Managing ECS clusters, 4 years in.

Throughout these past 4 years since AWS ECS became generally available, I’ve had the opportunity to manage 4 major ECS cluster deployments.

Across these deployments, I’ve built up knowledge and tools to help manage them, make them safer, more reliable, and cheaper to run. This article has a bunch of tips and tricks I’ve learned along the way.

Note that most of these tips are rendered useless if you use Fargate! I usually use Fargate these days, but there are still valid reasons for managing your own cluster.

Spot Instances

ECS clusters are great places to use spot instances, especially when managed by a Spot Fleet. As long as you handle the “spot instance is about to be terminated” event, and set the container instance to draining status, it works pretty well. When ECS is told to drain a container instance, it will stop the tasks cleanly on the instance and run them somewhere else. I’ve made the source code for this Lambda function available on GitHub.

Just make sure your app is able to stop itself and boot another instance in 2 minutes (the warning time you have before the spot instance is terminated). I’ve experienced overall savings of around 60% when using a cluster exclusively comprised of spot instances (EBS is not discounted).

Autoscaling Group Lifecycle Hooks

If you need to use on-demand instances for your ECS cluster, or you’re using a mixed spot/on-demand cluster, I recommend using an Autoscaling Group to manage your cluster instances.

To prevent the ASG from stopping instances with tasks currently running, you have to write your own integration. AWS provides some sample code, which I’ve modified and published on GitHub.

The basic gist of this integration is:

  1. When an instance is scheduled for termination, the Autoscaling Group sends a message to an SNS topic.
  2. Lambda is subscribed to this topic, and receives the message.
  3. Lambda tells the ECS API to drain the instance that is scheduled to be terminated.
  4. If the instance has zero running tasks, Lambda tells the Autoscaling Group to continue with termination. The Autoscaling Group terminates the instance at this point.
  5. If the instance has more than zero running tasks, Lambda waits for some time and sends the same message to the topic, returning to step (2).
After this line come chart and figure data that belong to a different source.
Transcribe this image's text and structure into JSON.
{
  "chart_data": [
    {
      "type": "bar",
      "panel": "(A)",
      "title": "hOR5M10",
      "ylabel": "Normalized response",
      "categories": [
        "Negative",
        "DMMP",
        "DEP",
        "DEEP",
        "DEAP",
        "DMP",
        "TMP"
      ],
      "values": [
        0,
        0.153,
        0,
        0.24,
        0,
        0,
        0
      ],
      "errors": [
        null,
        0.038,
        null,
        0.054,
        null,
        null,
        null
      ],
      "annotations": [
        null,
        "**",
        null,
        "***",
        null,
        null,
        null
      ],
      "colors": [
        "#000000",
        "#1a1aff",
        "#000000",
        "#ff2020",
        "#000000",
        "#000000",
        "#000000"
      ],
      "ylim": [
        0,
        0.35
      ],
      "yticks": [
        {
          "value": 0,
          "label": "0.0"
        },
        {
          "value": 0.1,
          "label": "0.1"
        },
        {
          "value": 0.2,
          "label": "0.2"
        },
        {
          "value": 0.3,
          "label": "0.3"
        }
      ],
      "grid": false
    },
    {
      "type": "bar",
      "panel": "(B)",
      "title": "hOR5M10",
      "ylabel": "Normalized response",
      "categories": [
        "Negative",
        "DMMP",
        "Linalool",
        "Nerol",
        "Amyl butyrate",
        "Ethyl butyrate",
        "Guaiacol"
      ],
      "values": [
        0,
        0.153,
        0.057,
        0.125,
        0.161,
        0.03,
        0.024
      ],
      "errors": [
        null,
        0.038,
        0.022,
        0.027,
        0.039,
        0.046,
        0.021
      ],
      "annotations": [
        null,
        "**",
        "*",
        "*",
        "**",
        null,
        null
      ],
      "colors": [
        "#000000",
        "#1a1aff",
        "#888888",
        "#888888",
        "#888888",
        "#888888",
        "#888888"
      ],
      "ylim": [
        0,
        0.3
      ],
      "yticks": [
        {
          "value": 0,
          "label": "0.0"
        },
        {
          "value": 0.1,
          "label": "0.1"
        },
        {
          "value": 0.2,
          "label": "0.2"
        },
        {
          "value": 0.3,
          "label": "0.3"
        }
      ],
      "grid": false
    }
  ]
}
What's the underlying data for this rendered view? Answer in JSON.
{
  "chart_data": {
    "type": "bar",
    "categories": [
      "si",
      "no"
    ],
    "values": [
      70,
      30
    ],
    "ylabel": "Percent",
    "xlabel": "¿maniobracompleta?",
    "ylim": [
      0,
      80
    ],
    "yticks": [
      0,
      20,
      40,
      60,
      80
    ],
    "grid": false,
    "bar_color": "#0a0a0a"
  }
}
By default, I set the timeout for this operation to 15 minutes. This value depends on the specific application. If your applications require more than 15 minutes to cleanly shut down and relocate to another container instance, you’ll have to set this value accordingly. (Also, you’ll have to change the default ECS StopTask SIGTERM timeout — look for the “ECS_CONTAINER_STOP_TIMEOUT” environment variable)

Cluster Instance Scaling

Cluster instance scale-out is pretty easy. Set some CloudWatch alarms on the ECS CPUReservation and MemoryReservation metrics, and you can scale out according to those. Scaling in is a little more tricky.

I originally used those same metrics to scale in. Now, I use a Lambda script that runs every 30 minutes, cleaning up unused resources until a certain threshold of available CPU and memory is reached. This technique further reduces service disruption. I’ll post this on GitHub sometime in the near future.

Application Deployment

I’ve gone through a few application deployment strategies.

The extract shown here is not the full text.